Comment by quanwinn

4 hours ago

I'm so married to my existing tmux workflows and layout that I'm not sure whether I'd ever feel open to trying out something like this. At the same time, orchestrating multiple agents with native tmux and git worktree does feel cumbersome.

I am in the same boat. It's the unix philosophy. tmux does its job well enough and it is already scriptable. I don't think I was sticking to the same layout for a long time because different projects tend to require different layouts. But that's the fun part of streamlining down your automation. I haven't felt the need to explore other options yet because I haven't felt the limitation of tmux yet.

if you want you can file an issue with your current workflow? happy to see if we can do a PR to support this natively in tmux-ide

What tools do you use on tmux to achieve your workflow ? Do you do just prompting or do you code too ?

  • tmux by itself lets you create any number of sessions, windows and panes. You can arrange them for anything you want to do.
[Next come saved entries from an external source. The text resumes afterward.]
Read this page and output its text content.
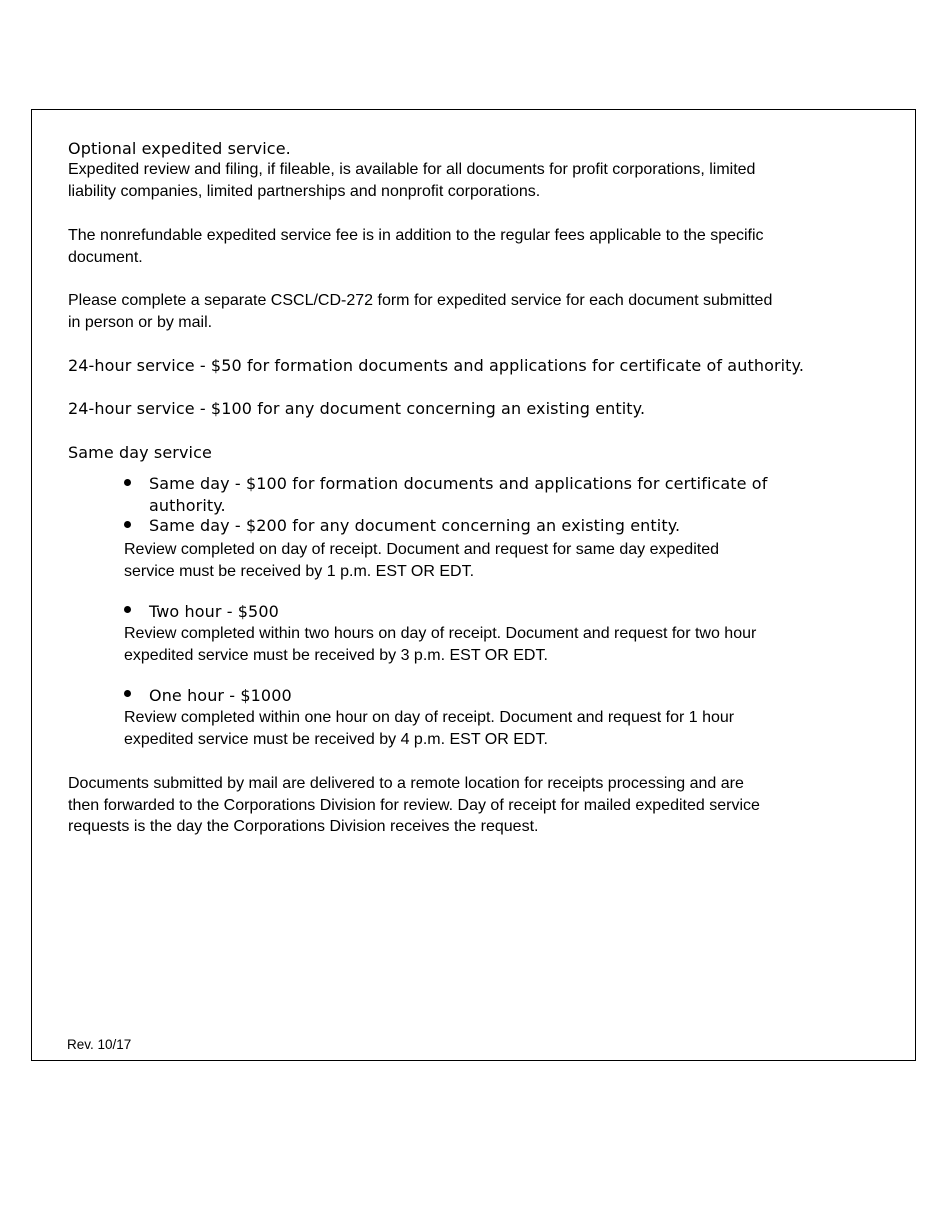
Optional expedited service.
Expedited review and filing, if fileable, is available for all documents for profit corporations, limited
liability companies, limited partnerships and nonprofit corporations.
The nonrefundable expedited service fee is in addition to the regular fees applicable to the specific
document.
Please complete a separate CSCL/CD-272 form for expedited service for each document submitted
in person or by mail.
24-hour service - $50 for formation documents and applications for certificate of authority.
24-hour service - $100 for any document concerning an existing entity.
Same day service
Same day - $100 for formation documents and applications for certificate of
authority.
Same day - $200 for any document concerning an existing entity.
Review completed on day of receipt. Document and request for same day expedited
service must be received by 1 p.m. EST OR EDT.
Two hour - $500
Review completed within two hours on day of receipt. Document and request for two hour
expedited service must be received by 3 p.m. EST OR EDT.
One hour - $1000
Review completed within one hour on day of receipt. Document and request for 1 hour
expedited service must be received by 4 p.m. EST OR EDT.
Documents submitted by mail are delivered to a remote location for receipts processing and are
then forwarded to the Corporations Division for review. Day of receipt for mailed expedited service
requests is the day the Corporations Division receives the request.
Rev. 10/17
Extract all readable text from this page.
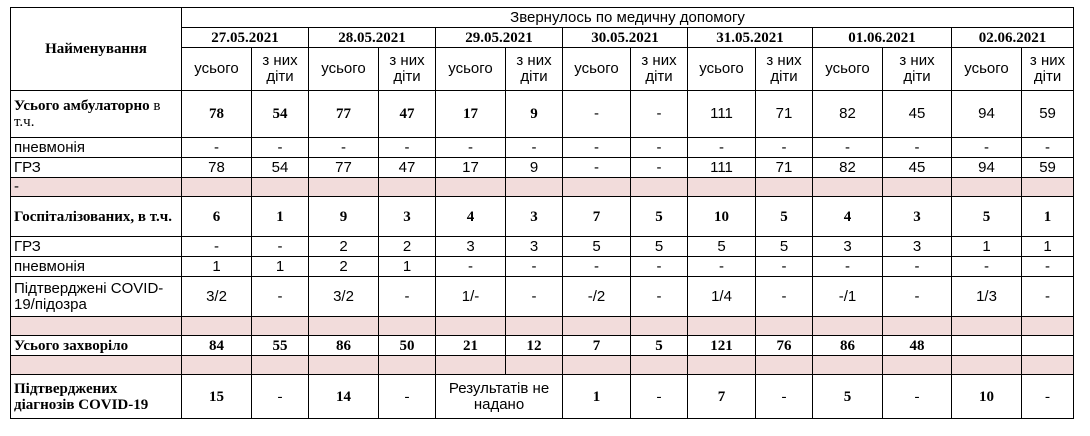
Найменування	Звернулось по медичну допомогу													
	27.05.2021		28.05.2021		29.05.2021		30.05.2021		31.05.2021		01.06.2021		02.06.2021	
	усього	з них діти	усього	з них діти	усього	з них діти	усього	з них діти	усього	з них діти	усього	з них діти	усього	з них діти
Усього амбулаторно в т.ч.	78	54	77	47	17	9	-	-	111	71	82	45	94	59
пневмонія	-	-	-	-	-	-	-	-	-	-	-	-	-	-
ГРЗ	78	54	77	47	17	9	-	-	111	71	82	45	94	59
-														
Госпіталізованих, в т.ч.	6	1	9	3	4	3	7	5	10	5	4	3	5	1
ГРЗ	-	-	2	2	3	3	5	5	5	5	3	3	1	1
пневмонія	1	1	2	1	-	-	-	-	-	-	-	-	-	-
Підтверджені COVID-19/підозра	3/2	-	3/2	-	1/-	-	-/2	-	1/4	-	-/1	-	1/3	-

Усього захворіло	84	55	86	50	21	12	7	5	121	76	86	48		

Підтверджених діагнозів COVID-19	15	-	14	-	Результатів не надано		1	-	7	-	5	-	10	-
    Having a pane dedicated to some LLM prompt split side by side with your code editor doesn't require additional tools, it's just a tmux hotkey to split a pane.

    There's also plugins like tmux resurrect that lets you save and restore everything, including across reboots. I've been using this set up for like 6-7 years, here's a video from ~5 years ago but it still applies today https://www.youtube.com/watch?v=sMbuGf2g7gc&t=315s. I like this approach because you can use tmux normally, there's no layout config file you need to define.

    It lets me switch between projects in 2 seconds and everything I need is immediately available.